Alors, poète, chante l’univers, porteur d’étoiles comme autant d’îles sur l’espace sans rivages et parfumeur des brumes, piquant la peau, de l’agrume lumineuse des aurores.

Pour Guy Commerman

Enfin, toute cette fricassée que je barbouille ici, n’est qu’un registre des essais de ma vie qui est pour l’interne santé exemplaire assez, à prendre l’instruction à contrepoil. Montaigne

Tant de beauté n’a rien pu ! Sauf rester là, impuissante, comme on veille un enfant perdu dans un rêve mauvais, ou qu’on chante debout derrière les portes d’une ville assiégée par la peste.

Alors, poète, chante l’univers, porteur d’étoiles comme autant d’îles sur l’espace sans rivages et parfumeur des brumes, piquant la peau, de l’agrume lumineuse des aurores.

Chante l’homme, dans l’épopée de son espèce, dont la voix jusqu’ici est restée sans réponse, sans écho, contre le mur admirable de la matière et perdue dans les dunes désertiques de l’âme.

Ce chant, le pousserons-nous hors de nos lombes, des viscères et des poumons ? Et qui, parmi nos enfants, pour le reprendre, sans espérance ni consolation, mais dans la libre descendance d’une beauté originelle ? Ou faudra-t-il seul chanter la célébration du trois-mâts, esprit, corps et âme, où nous sommes embarqués ?

Ce Chant, au-delà de quoi personne n’a pu aller, l’entonnera-t-on, même si l’on sait n’arriver pas au bout, parce que le bout, c’est déjà d’avoir tenté de l’entonner ?
Ma chemise trempée de mort colle à ma peau, à la poitrine, au portique des épaules, elle pèse et rend lourd, je tremble, je pleure et j’ai peur, comme un chien qu’on appelle pour le battre ou l’étalon nerveux qui sent où le sang des batailles a coulé, les rigoles d’abattoirs où on le mène…

Lorsqu’ainsi accoutrée de violences l’âme ne peut plus danser, qu’elle tortille ses lombrics sous l’urgence charnelle, il est devenu long et difficile de délacer la bande molletière des ténèbres, pour tremper ses chevilles dans la vague océanique, partager le souffle iodé des coureurs d’horizon, puis s’abriter sous l’arbre intérieur où font escale et sèchent leurs plumes beaucoup d’oiseaux migrateurs.

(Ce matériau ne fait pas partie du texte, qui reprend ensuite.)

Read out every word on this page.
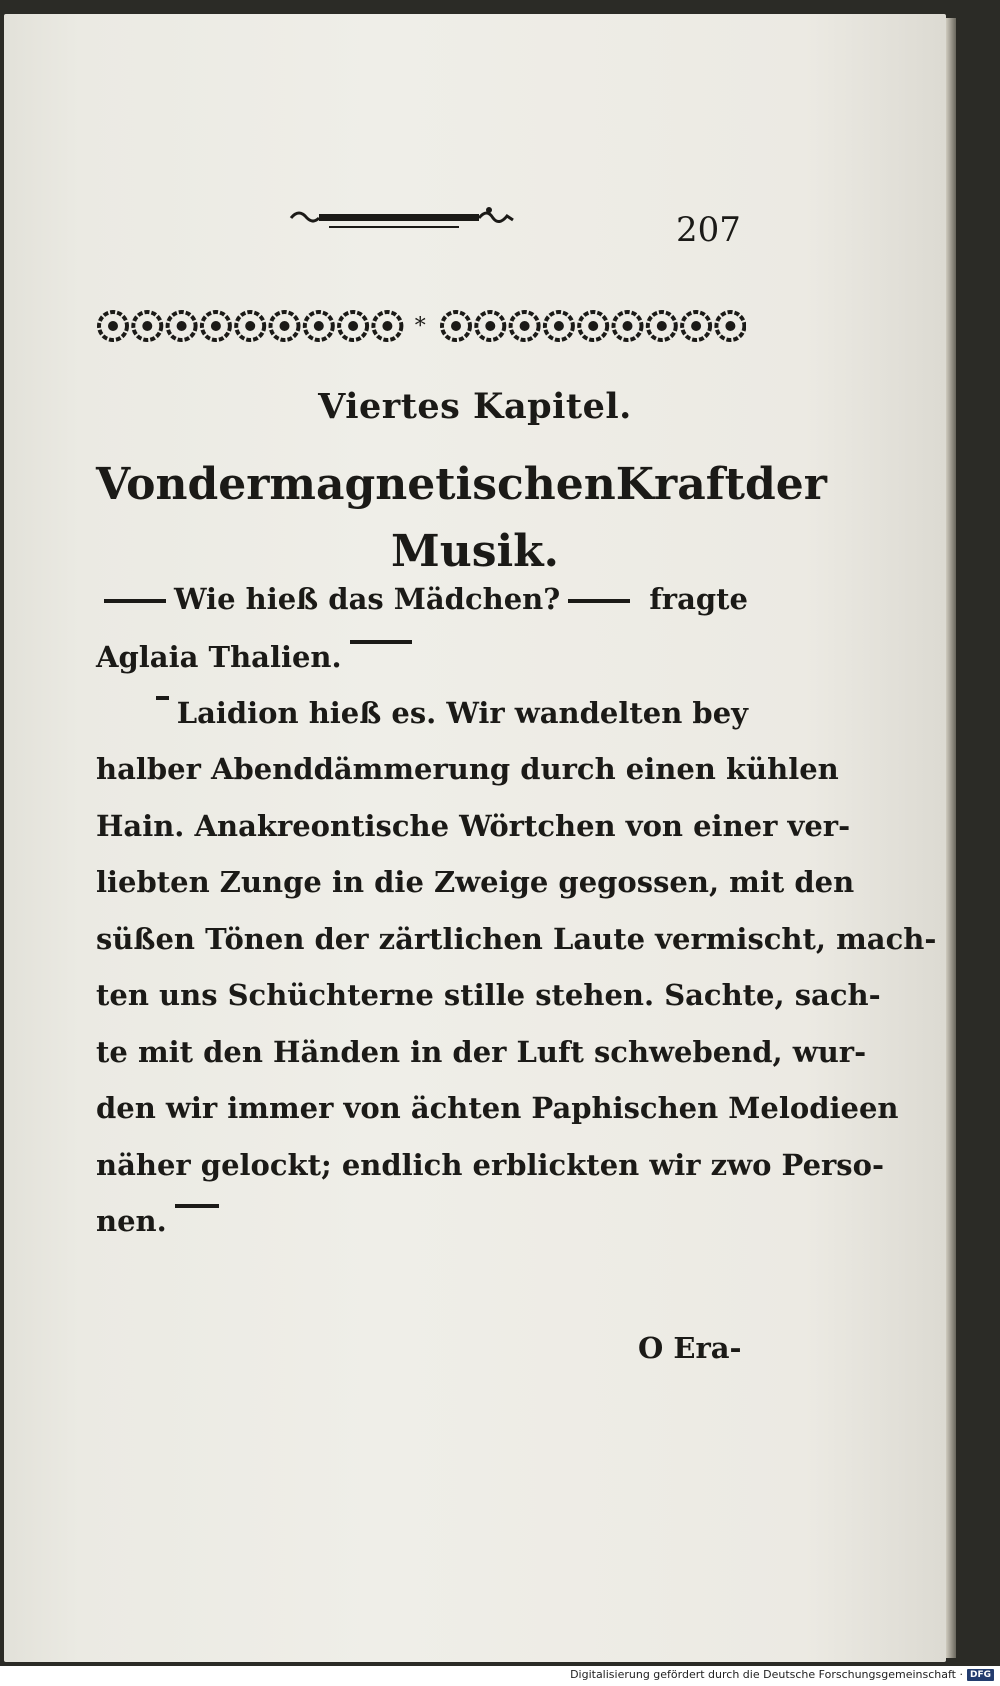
207
*
Viertes Kapitel.
Von der magnetischen Kraft der
Musik.
Wie hieß das Mädchen?	fragte
Aglaia Thalien.
Laidion hieß es. Wir wandelten bey
halber Abenddämmerung durch einen kühlen
Hain. Anakreontische Wörtchen von einer ver-
liebten Zunge in die Zweige gegossen, mit den
süßen Tönen der zärtlichen Laute vermischt, mach-
ten uns Schüchterne stille stehen. Sachte, sach-
te mit den Händen in der Luft schwebend, wur-
den wir immer von ächten Paphischen Melodieen
näher gelockt; endlich erblickten wir zwo Perso-
nen.
O Era-
Digitalisierung gefördert durch die Deutsche Forschungsgemeinschaft · DFG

Alors, poète, chante un monde préteur d’arcs-en-ciel, d’incendies dans la nuit des neurones et de pixels sur l’écran caverneux du crâne, dont le reflet sépia brunit, noircit, s’efface, et qu’on brûle, avec les fanes de l’illusion sur des composts crépusculaires.

Les paupières épileptiques du temps troublent ton sommeil, la panique, le cauchemar qui te poursuit, d’ignorer tout des migrations de naître et tout de l’exode sans retour de mourir car s’il y a des chemins, ils se sont perdus et, s’il n’y en a pas, où aller, si ce n’est de suivre ce monde jamais en repos ? Chercher un sens est affaire de jeunes. Les vieux savent qu’il n’y en a pas, sauf à cultiver le goût de louer le néant qui nous épargne en ce moment.

Chante la ville uniforme, qui désormais coiffe la terre de béton, de fer, de verre et dont les tours buvardent le cercle d’horizon, le dôme à l’orbe sans obstacles du ciel inhabité, et la nuit sous un voile de lumières électriques et l’haleine du pétrole !

Chante la ville où sont parqués les peuples, chante l’espace interdit où, comme le fut aux poissons la sortie des eaux amères, nous prendrons possession des territoires sauvages encore inconnus du beau, et ferons cause commune avec le gai savoir, dont on voulut nous chasser par l’appât du factice, du lucre et de l’ordinaire vulgarité mâle et femelle du mal.

Chante, bien que le poème ne puisse pas grand-chose contre la férocité, l’indifférence hypocrite, la lâcheté des dieux et des hommes, quand on massacre et laisse mourir de faim des enfants. À peine, l’art et le poème peuvent-ils se montrer quand personne ne les attend où ne demeure plus rien d’autre et où, sans doute, leur rencontre s’avère le dernier sursaut, l’ultime sursis, lorsque la simple jouissance du mystère n’a plus sa place parmi les solitudes fraternelles. 

Et je regarde avec horreur le travail des fourmis, des termites et du ver dont la voracité ne laisse que ce dont se contente la tombe creuse des écrits et des paroles qu’habillait de bois rares, de velours, de cuivres et d’ors tissés, de dentelles et d’armes brodées, le catafalque des vanités.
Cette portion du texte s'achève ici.